この問題をどのように解決していけばいいのでしょうか。10万人の英語ができる人たちを海外から連れてくるのでしょうか。連れてこなくても、何らかのテクノロジーを使えば、解決できるかもしれません。スピーキングに関しては、レアジョブやDMM がやっているオンライン英会話に期待が集まっています。一方で、ライティングに関しては、解決策がいまだ見つかっ ていません。自分が TOEFLで苦しんだのでよくわかるのですが、ライティングは自分が書いた英文に対して、いかに質の良いフィードバックを受けることができるかが大切です。それをどうやってテクノロジーで解決できるか、手段を探ることが一つの大きなテーマです。
◯EdTechが抱える問題点
同時に、教育(education)とテクノロジー(technology)を つなげた分野が大きくなりつつあり、それは EdTech(エドテック)と呼ばれています。エドテックが抱えている問題の一つに、 教育現場とビジネスとテクノロジーの3者をしっかりと理解してつなげられる人が足りていないという現実があります。例えば学校の先生は現場のことはよくわかっているけれど、ビジネスやテクノロジーについては距離があります。同じように、エンジニアは現場やビジネスに距離があり、経営者は現場やテクノロジーに距離があります。そのため、目の前にある大きな問題を、昔の古いやり方で解決しようとしてしまっているのです。
◯テクノロジーを使うだけでは問題解決にならない
アインシュタインの言葉に、
"We can not solve our problems with the same thinking we used when we created them"

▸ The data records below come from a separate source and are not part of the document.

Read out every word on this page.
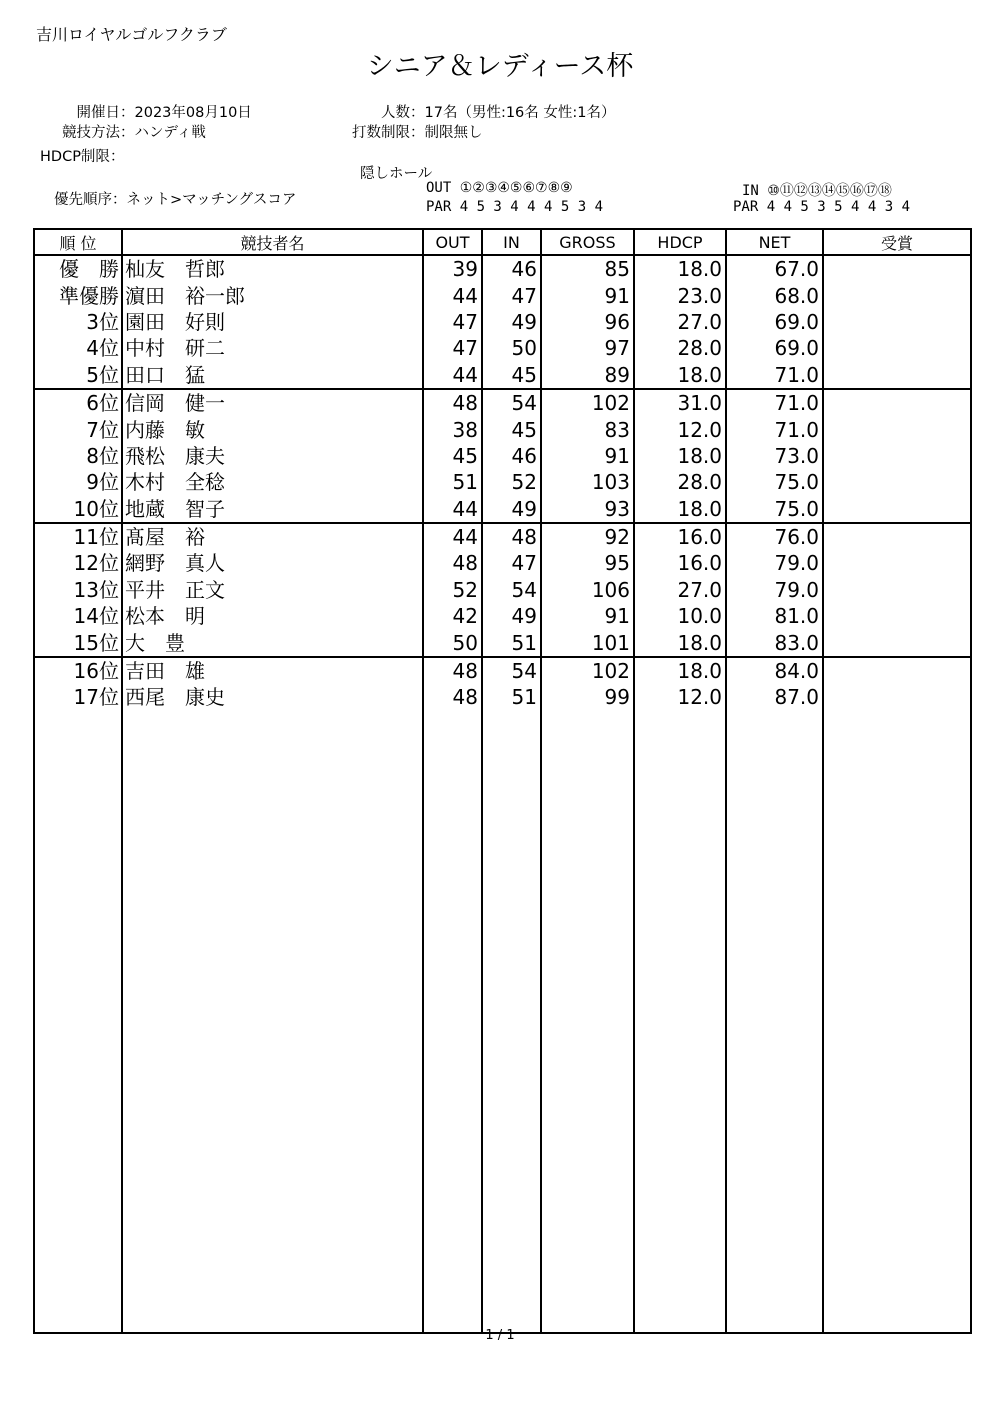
吉川ロイヤルゴルフクラブ
シニア＆レディース杯
開催日：2023年08月10日
競技方法：ハンディ戦
HDCP制限：
優先順序：ネット>マッチングスコア
人数：17名（男性:16名 女性:1名）
打数制限：制限無し
隠しホール
OUT ①②③④⑤⑥⑦⑧⑨
PAR 4 5 3 4 4 4 5 3 4
IN ⑩⑪⑫⑬⑭⑮⑯⑰⑱
PAR 4 4 5 3 5 4 4 3 4
順 位	競技者名	OUT	IN	GROSS	HDCP	NET	受賞
優　勝	杣友　哲郎	39	46	85	18.0	67.0	
準優勝	濵田　裕一郎	44	47	91	23.0	68.0	
3位	園田　好則	47	49	96	27.0	69.0	
4位	中村　研二	47	50	97	28.0	69.0	
5位	田口　猛	44	45	89	18.0	71.0	
6位	信岡　健一	48	54	102	31.0	71.0	
7位	内藤　敏	38	45	83	12.0	71.0	
8位	飛松　康夫	45	46	91	18.0	73.0	
9位	木村　全稔	51	52	103	28.0	75.0	
10位	地蔵　智子	44	49	93	18.0	75.0	
11位	髙屋　裕	44	48	92	16.0	76.0	
12位	網野　真人	48	47	95	16.0	79.0	
13位	平井　正文	52	54	106	27.0	79.0	
14位	松本　明	42	49	91	10.0	81.0	
15位	大　豊	50	51	101	18.0	83.0	
16位	吉田　雄	48	54	102	18.0	84.0	
17位	西尾　康史	48	51	99	12.0	87.0	

1 / 1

「問題を作り出した時と同じ考え方では、問題を解決することができない」というものがあります。日本の教育界は今まさにこのズレが生じていると言えるでしょう。例えばせっかくテクノロジーを採用して授業にiPadを導入させても、それはドリルの解答を自動的にやってくれるだけだったり、電子教科書が導入されても、教科書の本文を自動で読み上げてくれるだけだったりします。それはテクノロジーを使わなくても、今までどおり巻末の解答を見れば自分でできるし、CD 音源を再生すれば教科書の本文を聴くことができます。つまり、最先端の機器を使っても、やっていることが昔のままであれば、問題の解決にはなりません。
◯日本の教育の問題を解決したい
本当の問題は、英語が楽しいってどうして思えないのか、やる気がある子も英語力が伸びないのは何故なのか、どうして適切な指導ができていないのか、解決すべきところはそこなのです。 それをきちんと次の次元から考えて、解決策を提示できるような思考が必要です。教育現場・ビジネス・テクノロジーの全てをバランスよく理解して、リーダーシップを持って教育を良くしていきたいし、新しいチャンスを広げていきたいです。もう一つ、一昨年にテキサスで SXSW(サウスバイサウスウエスト)という、世界最大の教育とテクノロジーのシンポジウムに参加 しました。その際、アメリカにはテクノロジーがふんだんにありながら、アジア人が語学を学ぶ機会に対して十分に対応できておらず、このギャップを埋める必要があるな、と感じました。このように、日本の教育界にテクノロジーを使って新しい可能性を見出すことと、アメリカのビジネスと教育の世界にあるこのようなチャンスにテクノロジーをどう活かしていくかを探ること、両方の立場に立つ者として橋渡しの役割をしたいと考えています。そしてそれを実現するためには、世界のテクノ ロジーをけん引している最高機関に身をおくべきだ、と考えて、 MITを選びました。
◯学ぶことの楽しさを伝えたい
Sloan School は、MITで数多く作り出すテクノロジーを世の中に出していくという、非常に大きな責任を持っています。その一員として世界に挑戦していきたいですし、一方で、一人の大学院生として、学ぶことの楽しさを自分自身で味わって、それをキャタルの生徒たちに伝えていきたいです。